Evidences from the studies showed the clues of plaques formation composing 2 main parts. One was cholesterol ester which had large amount of oleic(18:1) and linoleic(18:2)fatty acid components. The other was free cholesterol, the 2nd rank of lipid composition forming cholesterol crystals, which was relatively large proportion in gruel plaques. Even though in the aspect of high cholesterol diet causing dyslipidemia correlating with CVD is seem to be supported by data of these studies, but the factor of food plays  a role less than the intrinsic factor of cholesterol synthesis in human body. The free cholesterol in bile which is the main source of cholesterol absorption in small bowel[14],only one quarter from food intake[15], nevertheless  high cholesterol diet limitation should be concerned.

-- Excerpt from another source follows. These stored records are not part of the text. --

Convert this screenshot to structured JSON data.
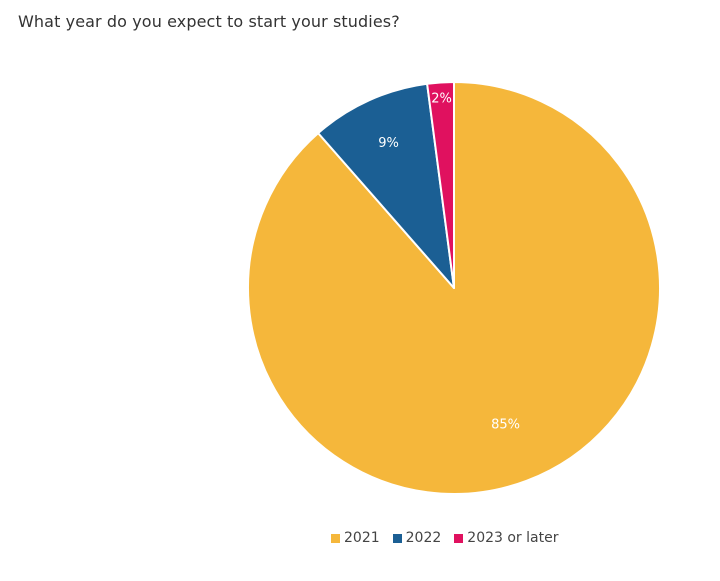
{
  "chart_data": {
    "type": "pie",
    "title": "What year do you expect to start your studies?",
    "categories": [
      "2021",
      "2022",
      "2023 or later"
    ],
    "values": [
      85,
      9,
      2
    ],
    "labels": [
      "85%",
      "9%",
      "2%"
    ],
    "colors": [
      "#F5B73B",
      "#1B5F94",
      "#E0115F"
    ],
    "legend_position": "bottom-center",
    "start_angle": "12 o'clock",
    "direction": "clockwise"
  }
}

Refer to the data of American civilian consumption in statistical abstract of the United State:2012 [16] , We acknowledge that American people cannot control fat diet consumption good enough to follow the dietary guideline. The excess of food energy and cholesterol consumption per capita per day may affect the insignificantly decreased incident rate of CHD in American population.
Eventually the lipid foods that may prevent CHD should be some kind of lipid containing small quantity of oleic and linoleic acid. It may be an unfamiliar new concept of dietary recommendation, especially for essential fatty acid as linoleic acid. It is too difficult to change the long-time belief of the good or bad lipid in common sense of consumers. Only more studies or the meta-analysis supporting the new concepts by the strong evidences are proved and approved,  so we can conclude what kind of lipid diet that related to CVD.